新建 2 个文件夹：一个是存放图片的目录，另一个存放标签 class 的目录。

cmd 继续输入 labelimg 即可进入标注首页，按照下图片进行设置：!(https://v1.ax1x.com/2024/01/09/7m1MOj.png)
!(https://v1.ax1x.com/2024/01/09/7m1fi5.png)

标注的类名用英文，或者数字，这里我们只需要做文字检测，所以类名都写成 1 就可以了。
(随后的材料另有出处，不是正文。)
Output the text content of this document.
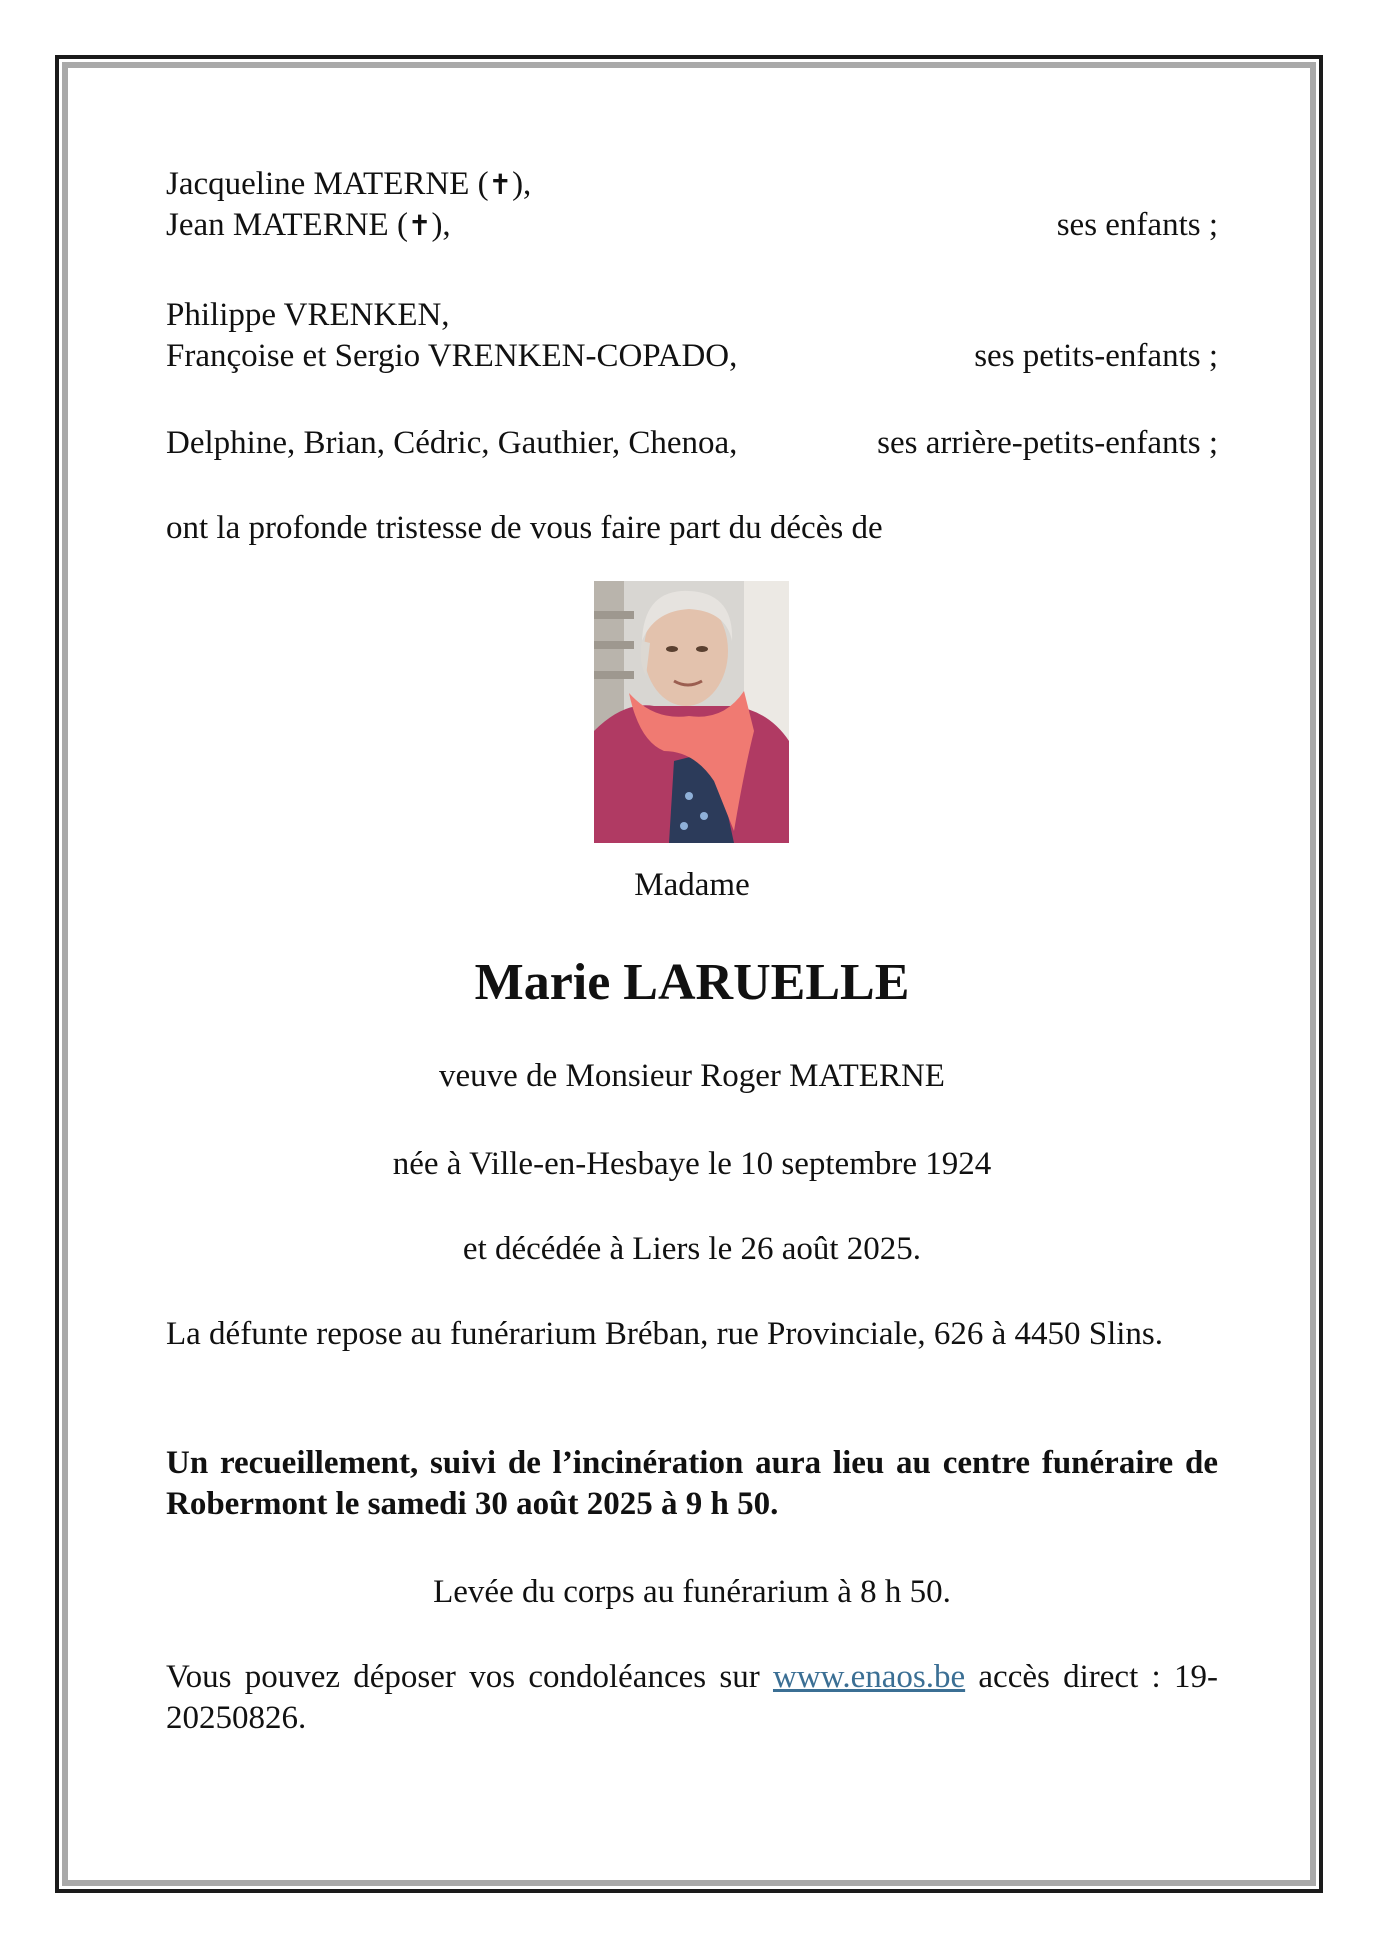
Jacqueline MATERNE (✝),
Jean MATERNE (✝),	ses enfants ;
Philippe VRENKEN,
Françoise et Sergio VRENKEN-COPADO,	ses petits-enfants ;
Delphine, Brian, Cédric, Gauthier, Chenoa,	ses arrière-petits-enfants ;
ont la profonde tristesse de vous faire part du décès de
Madame
Marie LARUELLE
veuve de Monsieur Roger MATERNE
née à Ville-en-Hesbaye le 10 septembre 1924
et décédée à Liers le 26 août 2025.
La défunte repose au funérarium Bréban, rue Provinciale, 626 à 4450 Slins.
Un recueillement, suivi de l’incinération aura lieu au centre funéraire de Robermont le samedi 30 août 2025 à 9 h 50.
Levée du corps au funérarium à 8 h 50.
Vous pouvez déposer vos condoléances sur www.enaos.be accès direct : 19-20250826.
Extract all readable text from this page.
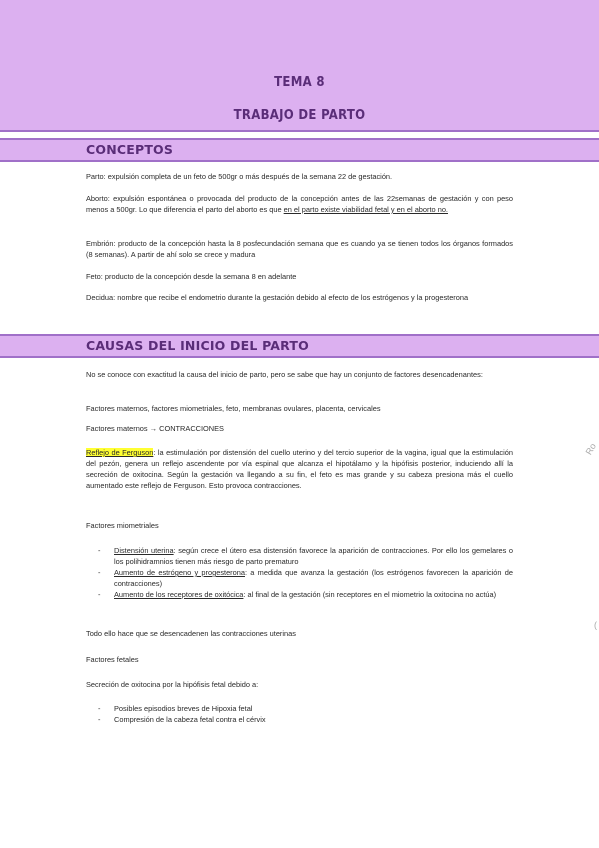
TEMA 8
TRABAJO DE PARTO
CONCEPTOS
Parto: expulsión completa de un feto de 500gr o más después de la semana 22 de gestación.
Aborto: expulsión espontánea o provocada del producto de la concepción antes de las 22semanas de gestación y con peso menos a 500gr. Lo que diferencia el parto del aborto es que en el parto existe viabilidad fetal y en el aborto no.
Embrión: producto de la concepción hasta la 8 posfecundación semana que es cuando ya se tienen todos los órganos formados (8 semanas). A partir de ahí solo se crece y madura
Feto: producto de la concepción desde la semana 8 en adelante
Decidua: nombre que recibe el endometrio durante la gestación debido al efecto de los estrógenos y la progesterona
CAUSAS DEL INICIO DEL PARTO
No se conoce con exactitud la causa del inicio de parto, pero se sabe que hay un conjunto de factores desencadenantes:
Factores maternos, factores miometriales, feto, membranas ovulares, placenta, cervicales
Factores maternos → CONTRACCIONES
Reflejo de Ferguson: la estimulación por distensión del cuello uterino y del tercio superior de la vagina, igual que la estimulación del pezón, genera un reflejo ascendente por vía espinal que alcanza el hipotálamo y la hipófisis posterior, induciendo allí la secreción de oxitocina. Según la gestación va llegando a su fin, el feto es mas grande y su cabeza presiona más el cuello aumentado este reflejo de Ferguson. Esto provoca contracciones.
Factores miometriales
- Distensión uterina: según crece el útero esa distensión favorece la aparición de contracciones. Por ello los gemelares o los polihidramnios tienen más riesgo de parto prematuro
- Aumento de estrógeno y progesterona: a medida que avanza la gestación (los estrógenos favorecen la aparición de contracciones)
- Aumento de los receptores de oxitócica: al final de la gestación (sin receptores en el miometrio la oxitocina no actúa)
Todo ello hace que se desencadenen las contracciones uterinas
Factores fetales
Secreción de oxitocina por la hipófisis fetal debido a:
- Posibles episodios breves de Hipoxia fetal
- Compresión de la cabeza fetal contra el cérvix
Ro
(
标注完成会在你新建的目录下生成 class.txt 文件。

yolov5 下载地址：

> https://codeload.github.com/ultralytics/yolov5/zip/refs/heads/master

下载好以后，导入 pycharm，打开 train.py，找到 data 这个位置，这是训练集的配置文件，上面显示 data/coco128.yaml：

!(https://v1.ax1x.com/2024/01/09/7m1s7m.png)

按照指定要求放我们的数据集：

[!(https://v1.ax1x.com/2024/01/09/7m12V4.jpg)](https://zimgs.com/i/7m12V4)

整体的路径框架就是下图这个样子，保存 yaml 配置文件与数据集存放位置一致就可以了：

!(https://v1.ax1x.com/2024/01/09/7m1Zm9.png)

走到这一步，我们的数据准备工作就完成了，接下来我们把我们 yolo 总文件夹打包，然后上传到 Auto 算力云平台（地址：https://www.autodl.com）去租用 gpu 去训练，（也自己本地可以安装 conda，安装 pytorch 去配置环境去训练，如何配置环境网上有教程，但是对电脑性能有一定要求，且很多框架要求必须是 N 卡），这里笔者为了所有人都可以训练，选择算力云平台去训练，这也是笔者平时为了节省效率采用的方式。

#### 模型训练

进入以后，我们选择 T 卡即可，环境配置如下：

[!(https://v1.ax1x.com/2024/01/09/7mPBSq.png)](https://zimgs.com/i/7mPBSq)

选择 1.x 的版本都可以，推荐 1.7.0，创建以后我们进入即可，进入以后选择终端，输入 source /etc/network_turbo回车进行镜像加速，然后输入指令，`pip install -r requirements.txt` 进行相关库的安装，如果遇上安装不上的，手动安装即可，和 win 的操作基本一致，我们所需的库安装完以后，敲入 python3 train.py 即可开始训练，训练完成会导出 pt 模型。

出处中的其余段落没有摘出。